Note that if \(X\) and \(Y\) are independent, then \(f_{X|Y}\) coincides with \(f_X\) because \[f_{X|Y}(x|y) = \frac{f(x,y)}{f_Y(y)} =\frac{f_X(x)f_Y(y)}{f_Y(y)} = f_X(x).\]
2.6 Central Limit Theorem
This section introduces the Central Limit Theorem, which is an important theorem in probability theory. It states that the mean of \(n\) independent and identically distributed random variables has an approximate normal distribution given a sufficiently large \(n\). This applies to a collection of random variables from any distribution with a finite mean and variance. In summary we can use the Central Limit Theorem to extract probabilistic information about the sums of independent and identical random variables.

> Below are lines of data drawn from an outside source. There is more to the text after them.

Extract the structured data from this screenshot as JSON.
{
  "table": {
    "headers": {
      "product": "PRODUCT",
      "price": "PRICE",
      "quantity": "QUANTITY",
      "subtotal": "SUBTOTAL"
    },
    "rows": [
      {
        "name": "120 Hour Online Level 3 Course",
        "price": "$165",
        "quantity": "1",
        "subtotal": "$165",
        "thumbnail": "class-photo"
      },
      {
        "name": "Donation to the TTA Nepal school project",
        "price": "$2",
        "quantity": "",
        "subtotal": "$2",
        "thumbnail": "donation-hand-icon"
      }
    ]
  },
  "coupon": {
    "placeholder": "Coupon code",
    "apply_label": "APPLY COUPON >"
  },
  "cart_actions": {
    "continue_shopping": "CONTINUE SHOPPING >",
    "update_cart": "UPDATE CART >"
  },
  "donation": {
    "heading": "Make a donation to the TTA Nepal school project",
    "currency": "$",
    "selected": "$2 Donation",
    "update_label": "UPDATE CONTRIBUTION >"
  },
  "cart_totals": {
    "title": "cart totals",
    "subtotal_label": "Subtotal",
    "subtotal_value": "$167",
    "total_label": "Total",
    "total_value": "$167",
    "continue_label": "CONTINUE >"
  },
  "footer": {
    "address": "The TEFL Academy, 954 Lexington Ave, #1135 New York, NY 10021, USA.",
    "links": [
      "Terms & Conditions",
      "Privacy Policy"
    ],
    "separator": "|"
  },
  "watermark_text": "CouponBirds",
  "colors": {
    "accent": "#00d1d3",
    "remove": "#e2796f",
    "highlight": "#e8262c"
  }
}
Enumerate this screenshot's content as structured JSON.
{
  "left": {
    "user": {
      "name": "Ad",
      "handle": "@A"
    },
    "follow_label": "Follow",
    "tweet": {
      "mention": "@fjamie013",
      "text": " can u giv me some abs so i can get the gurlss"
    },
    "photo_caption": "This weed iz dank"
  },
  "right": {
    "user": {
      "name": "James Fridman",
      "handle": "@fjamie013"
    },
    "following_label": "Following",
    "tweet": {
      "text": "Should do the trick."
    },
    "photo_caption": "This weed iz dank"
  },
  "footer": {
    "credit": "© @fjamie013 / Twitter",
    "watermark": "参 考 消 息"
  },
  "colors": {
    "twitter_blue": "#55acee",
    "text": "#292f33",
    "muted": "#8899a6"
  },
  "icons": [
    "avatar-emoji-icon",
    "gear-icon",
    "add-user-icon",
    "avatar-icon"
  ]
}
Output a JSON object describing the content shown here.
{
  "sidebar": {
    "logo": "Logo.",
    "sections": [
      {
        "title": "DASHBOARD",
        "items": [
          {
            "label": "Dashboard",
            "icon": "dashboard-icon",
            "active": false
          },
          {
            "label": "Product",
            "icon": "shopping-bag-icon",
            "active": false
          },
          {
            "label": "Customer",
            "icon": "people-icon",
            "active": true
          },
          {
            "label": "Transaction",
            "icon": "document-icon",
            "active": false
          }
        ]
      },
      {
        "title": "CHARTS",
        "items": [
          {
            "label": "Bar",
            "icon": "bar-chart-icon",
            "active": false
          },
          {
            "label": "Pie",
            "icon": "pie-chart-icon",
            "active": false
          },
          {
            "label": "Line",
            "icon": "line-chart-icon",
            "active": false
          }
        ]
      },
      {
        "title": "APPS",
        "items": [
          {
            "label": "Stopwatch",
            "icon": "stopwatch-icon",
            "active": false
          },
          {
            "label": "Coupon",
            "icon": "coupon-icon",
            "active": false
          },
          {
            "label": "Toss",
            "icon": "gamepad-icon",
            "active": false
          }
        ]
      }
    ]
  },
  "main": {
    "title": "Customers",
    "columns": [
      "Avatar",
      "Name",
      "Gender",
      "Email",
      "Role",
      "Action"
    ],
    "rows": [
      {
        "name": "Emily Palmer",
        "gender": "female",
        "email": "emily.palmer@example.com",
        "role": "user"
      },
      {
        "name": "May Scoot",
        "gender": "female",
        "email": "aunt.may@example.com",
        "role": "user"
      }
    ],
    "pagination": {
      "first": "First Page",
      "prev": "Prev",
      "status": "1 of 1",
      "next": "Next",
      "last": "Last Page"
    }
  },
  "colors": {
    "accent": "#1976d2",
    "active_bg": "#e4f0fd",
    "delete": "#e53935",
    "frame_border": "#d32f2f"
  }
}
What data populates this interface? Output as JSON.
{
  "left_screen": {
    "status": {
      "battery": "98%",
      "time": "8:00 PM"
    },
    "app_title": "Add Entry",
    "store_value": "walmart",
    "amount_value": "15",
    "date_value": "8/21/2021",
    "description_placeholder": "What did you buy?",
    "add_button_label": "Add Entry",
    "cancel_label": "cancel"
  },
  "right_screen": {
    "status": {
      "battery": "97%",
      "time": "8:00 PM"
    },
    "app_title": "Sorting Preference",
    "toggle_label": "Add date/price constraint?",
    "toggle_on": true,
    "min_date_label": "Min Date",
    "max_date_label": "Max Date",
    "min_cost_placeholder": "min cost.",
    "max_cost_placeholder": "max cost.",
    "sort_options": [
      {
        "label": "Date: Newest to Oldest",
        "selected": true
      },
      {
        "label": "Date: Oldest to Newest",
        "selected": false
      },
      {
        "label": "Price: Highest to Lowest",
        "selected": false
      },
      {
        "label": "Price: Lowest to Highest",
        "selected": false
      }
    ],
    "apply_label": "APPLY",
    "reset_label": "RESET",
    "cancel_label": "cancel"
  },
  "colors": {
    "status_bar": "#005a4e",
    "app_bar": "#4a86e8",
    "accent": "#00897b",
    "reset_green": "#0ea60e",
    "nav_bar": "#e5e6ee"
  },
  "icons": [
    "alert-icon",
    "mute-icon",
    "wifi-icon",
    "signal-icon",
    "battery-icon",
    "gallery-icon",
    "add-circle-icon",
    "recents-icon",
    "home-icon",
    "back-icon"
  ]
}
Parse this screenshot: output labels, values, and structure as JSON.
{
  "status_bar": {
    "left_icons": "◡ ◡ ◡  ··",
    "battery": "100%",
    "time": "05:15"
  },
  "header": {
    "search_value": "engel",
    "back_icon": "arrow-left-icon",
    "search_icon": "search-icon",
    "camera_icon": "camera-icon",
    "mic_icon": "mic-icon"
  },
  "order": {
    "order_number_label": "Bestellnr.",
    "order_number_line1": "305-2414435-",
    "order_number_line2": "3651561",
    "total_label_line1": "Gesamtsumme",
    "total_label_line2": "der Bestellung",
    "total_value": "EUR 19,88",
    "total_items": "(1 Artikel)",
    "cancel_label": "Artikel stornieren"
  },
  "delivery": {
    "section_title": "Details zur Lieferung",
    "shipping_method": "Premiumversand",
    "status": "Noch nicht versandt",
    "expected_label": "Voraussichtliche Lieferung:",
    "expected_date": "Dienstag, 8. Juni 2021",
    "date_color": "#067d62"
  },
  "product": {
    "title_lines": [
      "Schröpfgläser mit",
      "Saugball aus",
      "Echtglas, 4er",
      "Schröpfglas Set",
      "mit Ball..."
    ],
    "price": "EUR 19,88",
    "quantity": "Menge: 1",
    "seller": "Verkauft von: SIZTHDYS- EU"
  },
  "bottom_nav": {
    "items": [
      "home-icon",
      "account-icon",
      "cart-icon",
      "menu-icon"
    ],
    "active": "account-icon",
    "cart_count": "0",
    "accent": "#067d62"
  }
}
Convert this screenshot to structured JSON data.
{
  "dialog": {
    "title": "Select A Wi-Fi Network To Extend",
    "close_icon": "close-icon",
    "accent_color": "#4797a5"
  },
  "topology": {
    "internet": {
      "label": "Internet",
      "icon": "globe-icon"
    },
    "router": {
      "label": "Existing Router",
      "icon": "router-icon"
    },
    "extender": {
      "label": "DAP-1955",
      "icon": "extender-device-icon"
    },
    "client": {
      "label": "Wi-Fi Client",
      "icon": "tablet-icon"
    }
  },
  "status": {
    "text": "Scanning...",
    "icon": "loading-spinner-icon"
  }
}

Let \(X_1, X_2, \ldots\) be a sequence of i.i.d. random variables with a finite mean \(\mathrm{E}[X_i] = \mu\) and finite variance \(\mathrm{Var}[X_i] = \sigma^2\). Let \(Z_n\) be the normalised average of the first \(n\) random variables \[\begin{aligned} Z_n &= \frac{\sum_{i=1}^n X_i/n - \mu}{\sigma/\sqrt{n}} \\ &= \frac{X_1 + X_2 + \ldots + X_n - n\mu}{\sigma \sqrt{n}}. \end{aligned}\] Then \(Z_n\) converges in distribution to a standard normal distribution.